The United Arab Emirates secretly paid more than six million dollars to a New York-based reputation management firm to suppress and bury a damning investigative report linking its ambassador to Washington, Yousef al-Otaiba, to sex workers and traffickers, according to a New York Times investigation published on Sunday. The revelation exposes a sophisticated and deeply calculated campaign by a US-allied Gulf government to manipulate public information, deceive internet users, and protect one of its most powerful diplomats from accountability.
The UAE paid the firm Terakeet more than six million dollars between 2020 and 2022 to manipulate Google search results and suppress a 2017 investigative report by journalist Ryan Grim, then at The Intercept, which reported that Otaiba had ties to sex workers and traffickers.
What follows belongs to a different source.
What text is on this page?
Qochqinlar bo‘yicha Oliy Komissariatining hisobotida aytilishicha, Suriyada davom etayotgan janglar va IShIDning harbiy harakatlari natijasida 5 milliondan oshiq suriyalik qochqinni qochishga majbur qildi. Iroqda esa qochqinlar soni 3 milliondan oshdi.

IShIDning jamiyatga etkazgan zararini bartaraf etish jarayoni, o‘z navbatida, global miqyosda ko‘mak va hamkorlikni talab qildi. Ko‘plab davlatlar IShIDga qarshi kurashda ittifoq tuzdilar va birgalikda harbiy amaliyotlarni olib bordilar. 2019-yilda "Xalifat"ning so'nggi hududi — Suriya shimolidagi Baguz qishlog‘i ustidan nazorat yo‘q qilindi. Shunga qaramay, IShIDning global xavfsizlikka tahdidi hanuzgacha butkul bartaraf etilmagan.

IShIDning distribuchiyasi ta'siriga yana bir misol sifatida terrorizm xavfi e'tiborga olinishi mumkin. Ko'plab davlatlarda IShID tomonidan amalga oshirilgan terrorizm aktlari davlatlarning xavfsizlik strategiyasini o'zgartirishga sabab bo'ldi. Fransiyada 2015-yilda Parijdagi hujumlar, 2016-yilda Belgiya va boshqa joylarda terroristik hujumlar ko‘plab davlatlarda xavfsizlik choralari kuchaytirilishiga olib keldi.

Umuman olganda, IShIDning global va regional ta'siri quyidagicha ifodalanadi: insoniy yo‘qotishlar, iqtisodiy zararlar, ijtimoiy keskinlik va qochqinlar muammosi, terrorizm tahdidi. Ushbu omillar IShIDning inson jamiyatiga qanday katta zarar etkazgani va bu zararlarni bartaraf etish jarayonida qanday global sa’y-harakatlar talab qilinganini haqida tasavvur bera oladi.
The campaign was specifically designed to push the Intercept report out of public sight on Google search results.
Rather than challenge the report directly, Terakeet worked to bury it. A small team was tasked with pushing the article off the first page of Google search results. The account manager, Kenneth Schiefer, reportedly relocated from Syracuse to Washington for more than a year to work in person with al-Otaiba at the UAE embassy, deliberately avoiding a digital trail of emails and text messages between them.
Terakeet launched a long-term digital reputation campaign aimed at promoting positive content about Otaiba and pushing unfavorable reports lower in internet search results. The firm created a personal website for Otaiba and used an anonymous editor account called VentureKit alongside another account called Quorum816 to add positive material to Otaiba’s Wikipedia page in 2020. Wikipedia later removed the edits and suspended both accounts.
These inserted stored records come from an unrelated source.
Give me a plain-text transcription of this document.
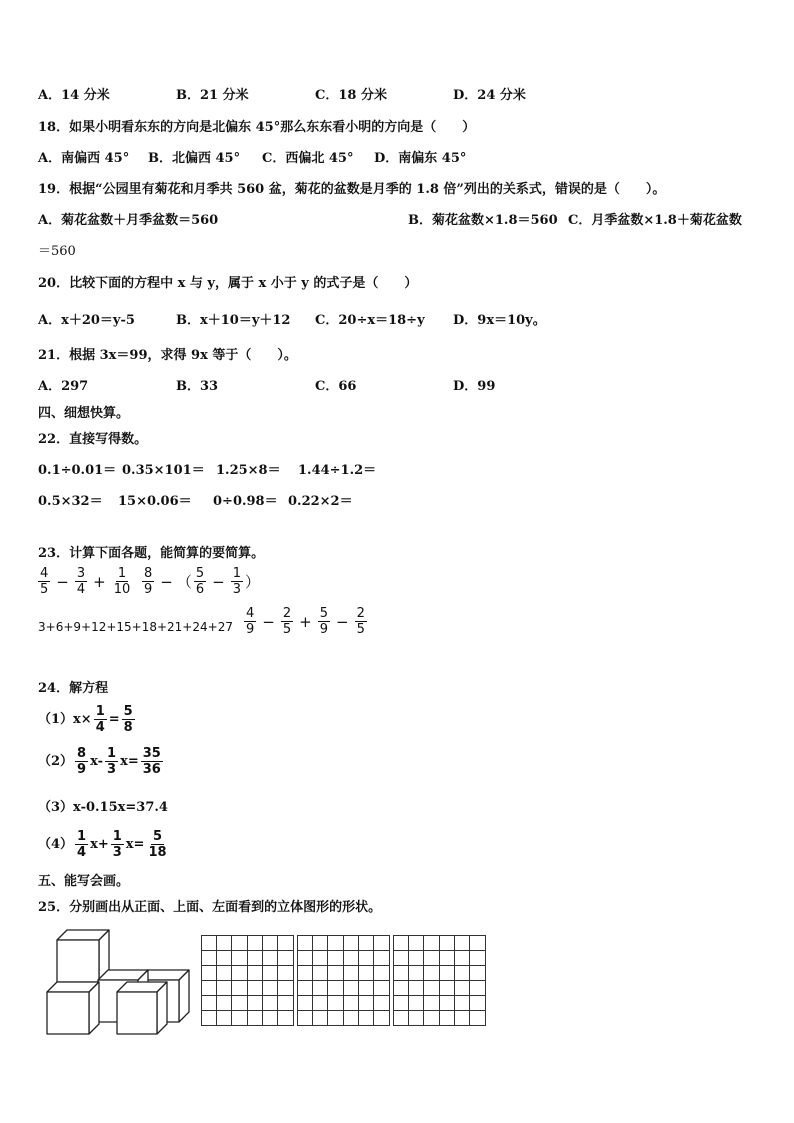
A．14 分米	B．21 分米	C．18 分米	D．24 分米
18．如果小明看东东的方向是北偏东 45°那么东东看小明的方向是（　　）
A．南偏西 45° B．北偏西 45° C．西偏北 45° D．南偏东 45°
19．根据“公园里有菊花和月季共 560 盆，菊花的盆数是月季的 1.8 倍”列出的关系式，错误的是（　　）。
A．菊花盆数＋月季盆数＝560	B．菊花盆数×1.8＝560 C．月季盆数×1.8＋菊花盆数
＝560
20．比较下面的方程中 x 与 y，属于 x 小于 y 的式子是（　　）
A．x＋20＝y-5	B．x＋10＝y＋12 C．20÷x＝18÷y D．9x＝10y。
21．根据 3x＝99，求得 9x 等于（　　）。
A．297	B．33	C．66	D．99
四、细想快算。
22．直接写得数。
0.1÷0.01＝ 0.35×101＝ 1.25×8＝ 1.44÷1.2＝
0.5×32＝ 15×0.06＝ 0÷0.98＝ 0.22×2＝
23．计算下面各题，能简算的要简算。
$\frac{4}{5} - \frac{3}{4} + \frac{1}{10} \frac{8}{9}$ − （ $\frac{5}{6} - \frac{1}{3}$ ）
$3+6+9+12+15+18+21+24+27 \frac{4}{9} - \frac{2}{5} + \frac{5}{9} - \frac{2}{5}$
24．解方程
$(1)x\times \frac{1}{4} = \frac{5}{8}$
$(2) \frac{8}{9} x- \frac{1}{3} x= \frac{35}{36}$
（3）x-0.15x=37.4
$(4) \frac{1}{4} x+ \frac{1}{3} x= \frac{5}{18}$
五、能写会画。
25．分别画出从正面、上面、左面看到的立体图形的形状。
The purpose of the operation was clear to create enough favourable content about the UAE ambassador to force damaging reporting lower down in Google search results. The effort succeeded. By 2023, The Intercept article had dropped to page two of Google results. Today, for most users, it appears on page five.
The original 2017 Intercept investigation painted a deeply troubling picture of Otaiba’s private life. According to a source who had befriended Otaiba at a Washington strip club and spent four years socialising with him across Washington, New York, Los Angeles, and Abu Dhabi, some of the women who were sent to Otaiba’s gatherings were trafficked girls, including one Russian woman who had told the source that someone had taken her passport the telltale sign of a human trafficking victim.
The wider New York Times investigation also centred on Terakeet’s work for Goldman Sachs and its general counsel Kathryn Ruemmler, a former White House counsel under President Barack Obama, whose ties to convicted sex offender Jeffrey Epstein Terakeet sought to suppress. Terakeet’s client list also included MetLife, JPMorgan Chase, Oracle, Target, Walmart, Disney, and Bain Capital.
What makes this scandal particularly significant is who Yousef al-Otaiba is and what he represents in Washington. For nearly two decades, Otaiba has worked tirelessly to push Washington’s defence and foreign policy establishment to adopt the UAE’s hawkish positions on Iran, the Muslim Brotherhood, and other regional issues. He reports directly to UAE ruler Mohammed bin Zayed and is described by former US officials as one of the most influential foreign ambassadors ever to operate in Washington.
The revelation that this same man’s government spent six million dollars to hide his alleged connections to sex trafficking through fake Wikipedia accounts, planted profiles, and search engine manipulation is not merely a scandal. It is a window into how governments allied with the United States operate buying influence, burying truth, and using their financial power to ensure that accountability never reaches those at the top.